Хочешь чая? (совместный, reapana, talon!AU, talon-эра) (1/2)
Она забывает иногда отзываться на ?Ана?. И его не зовет ?Гэбриэл?. Но кое-что – от чего так просто не избавиться – осталось с ней. Или это просто тот сценарий, который повторяется вне зависимости от ее желаний.
Задумывается только на пару секунд, наклоняя голову к плечу.
Говорит медленно, сонно. Синие индикаторы прицела на поверхности шлема гаснут.
– Хочешь чая?
И тут же морщится незаметно для призрака – фраза из прошлого звучит совсем не уместно. Картонно, что ли. Но все равно садится на пол перед ним и достает из-под плаща термос. Шлем-маска Шрайка разъезжается.
За ним – внимательный взгляд желтого глаза и усталые складки у губ.
А Жнец напряженно следит.
Перед ним никогда не снимают маски – из тех, кого он хорошо помнит. И не обращаются. Мягко и мелодично, на грани с неразличимым шепотом.
Тяжело выдыхает, в который раз пробуя на прочность фиксаторы.

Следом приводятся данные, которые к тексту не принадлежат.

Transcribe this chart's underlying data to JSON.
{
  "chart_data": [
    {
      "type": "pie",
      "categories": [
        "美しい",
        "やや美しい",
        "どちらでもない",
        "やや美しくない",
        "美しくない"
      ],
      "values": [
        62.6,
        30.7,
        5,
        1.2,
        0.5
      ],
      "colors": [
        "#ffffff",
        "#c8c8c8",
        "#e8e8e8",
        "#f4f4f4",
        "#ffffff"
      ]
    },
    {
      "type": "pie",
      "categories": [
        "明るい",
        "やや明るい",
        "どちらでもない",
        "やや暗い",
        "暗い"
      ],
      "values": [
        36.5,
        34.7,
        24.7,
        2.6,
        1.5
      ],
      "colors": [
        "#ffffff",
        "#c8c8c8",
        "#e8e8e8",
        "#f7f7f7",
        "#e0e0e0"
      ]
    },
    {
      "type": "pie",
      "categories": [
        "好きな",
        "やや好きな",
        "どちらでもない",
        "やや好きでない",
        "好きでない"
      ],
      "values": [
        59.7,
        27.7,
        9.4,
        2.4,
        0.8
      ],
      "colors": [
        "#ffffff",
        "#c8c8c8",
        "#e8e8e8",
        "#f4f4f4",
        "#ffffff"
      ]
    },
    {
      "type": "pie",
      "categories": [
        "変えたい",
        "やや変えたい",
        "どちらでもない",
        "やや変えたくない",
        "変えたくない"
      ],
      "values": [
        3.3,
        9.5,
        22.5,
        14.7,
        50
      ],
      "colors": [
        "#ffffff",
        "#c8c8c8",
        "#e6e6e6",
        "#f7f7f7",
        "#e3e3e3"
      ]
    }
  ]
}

Чужак или давний знакомый.
Настолько давний, что забылся даже чертами. Разве что голос, взгляд, движения остаются в привычной манере – до сих пор абстрактной, как и это место, как представление о себе.
И он шипит вместо слов. Глухо. С вызовом.
В ответ ему летит сухой смешок. Женщина разводит руки так, чтобы он видел – у нее с собой ничего, кроме этого самого термоса. Ни шприцов, ни длинных штырей. Никаких инструментов ?корректировки?.
Ей самой не нравится здесь. Каждый визит – новая боль да разрастающаяся пустота где-то у затылка. Она бы, наверное, и не пошла по своей воле.
Только приказы не обсуждаются. Не в этой жизни.
?Обязана явиться?.
– Выглядишь паршиво, – осторожным движением снимая крышку с термоса, – кто знает, на что он теперь способен – Шрайк рассматривает практически обездвиженного Жнеца. Ей, кажется, жаль, что он здесь. – Почти так же паршиво, как в нашу последнюю встречу.
Хотя, скорее всего, ей не нравится то, что она слышала щелчок замков – не выйти. Ее не выпустят, пока она не выполнит поставленную задачу.
Не отводя взгляда, Жнец стихает. Слушает, наверно. Скорее изучает, потому что только это ему дается достаточно легко. Как и движения вошедшему. А он хочет размять мышцы и потереть затекшую шею, плотно прижатую к штекерам на столе.
Еще он чувствует долю страха. Не такого, что исходит от каждого вошедшего четко и неприкрыто. Или неуверенность. Нежелание.
– Зачем ты пришла, – слова без интонации.
Он привык говорить, только по прямому приказу, отвечать на вопросы о самочувствии заезженным ?Нормально?. Но она не медик, ей это не нужно. Значит, и ответы.
Плеск воды – запах сладковато-горький, свежий. Не привычный на фоне стерильности и медикаментов, от которых постоянный химический привкус во рту. Другой. Такой же, как и она.
– Выпить со старым другом чай, – честно, без горькой иронии. Шрайку это дается на удивление легко – иронизировать ей почти не представляется возможность. Хотя частенько она замечает легкое покалывание на кончике языка. Это не сказанная, не родившаяся фраза, которую никто ей произносить не приказывал. – Отдохнуть.
Шрайк подмечает, что раньше у него был другой цвет глаз, и это важнее, чем то, во что превратилось его лицо.
Они были друзьями – она знает это не только из файлов, которые скинули ей перед визитом. Знает, потому что помнит. Как то, что солнце встает на востоке – никто не радуется и не переживает из-за этого факта. Привычно.
– Чем этот повод хуже прочих? – вопрос в пустоту. На пол перед его койкой она ставит крышку, а сама отхлебывает прямо из термоса.